According to PwC, 76% of CEOs are most concerned with the potential for bias and lack of transparency when it comes to AI adoption. AI research is coming out with advanced algorithms to solve many different use cases that cannot be solved with currently deployed AI engines. New algorithms being put to practice are synthetic data generation, transfer learning, generative networks, neural networks, and reinforcement learning. All these different methods are susceptible to bias.
Companies that understand AI bias as a problem could turn it into an opportunity. Rather than a bug that needs to be fixed, companies that avoid biases will engender higher confidence with their customers, and find that it can be a helpful feature that will give users confidence in AI. To reach the full potential of AI, minimize biases and develop trust, all these solutions could be used together in an organization. Take Apple’s new privacy feature that was implemented into the iOS 14.5 update for example. The feature essentially gave users the reigns to do what they felt was appropriate with their data. Apple made efforts in protecting the privacy and security of the public, thus, making it part of a solution rather than a part of the problem.
AI bias is a product of (1) lack of complete data, and (2) human biases playing a big role in how AI is built out and used. It’s important to highlight that we have the tools readily available to mitigate all kinds of bias, but it starts with us as humans making a conscious effort to be intentional about recognizing our own biases and applying those principles into the policies, tools, processes, and frameworks in the development of AI to address them.
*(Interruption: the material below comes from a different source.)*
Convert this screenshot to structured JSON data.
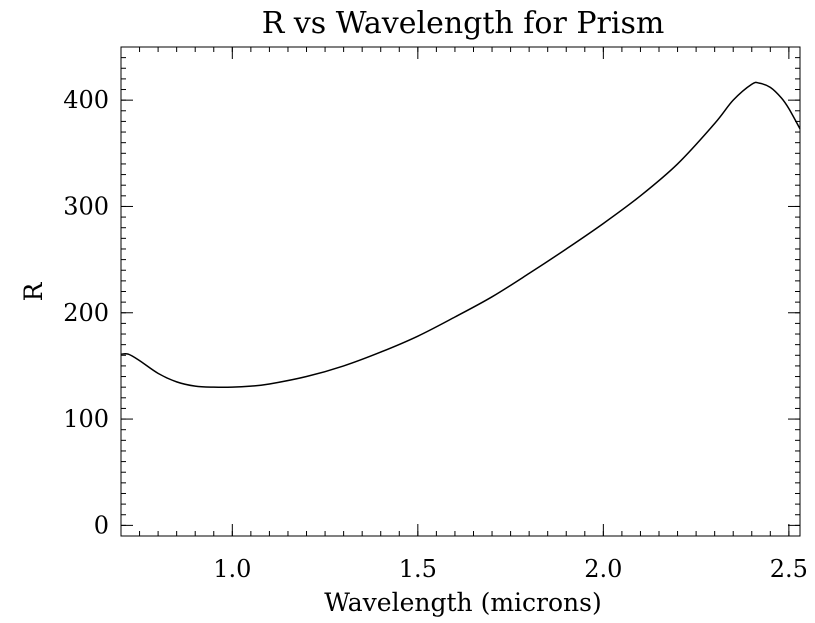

If we want to get rid of bias as much as we realistically can, we need to learn and understand AI bias as much as possible, and that it’s not the AI’s fault, the root of it falls on its creators. The way we can approach this is by taking the current use cases that we have and think about where AI bias could occur in applications, and if the bias is removed, will it benefit or hurt business? It comes down to asking questions of how, what, and why, and addressing the problems from the team (product owners, developers, leaders) down to the data itself.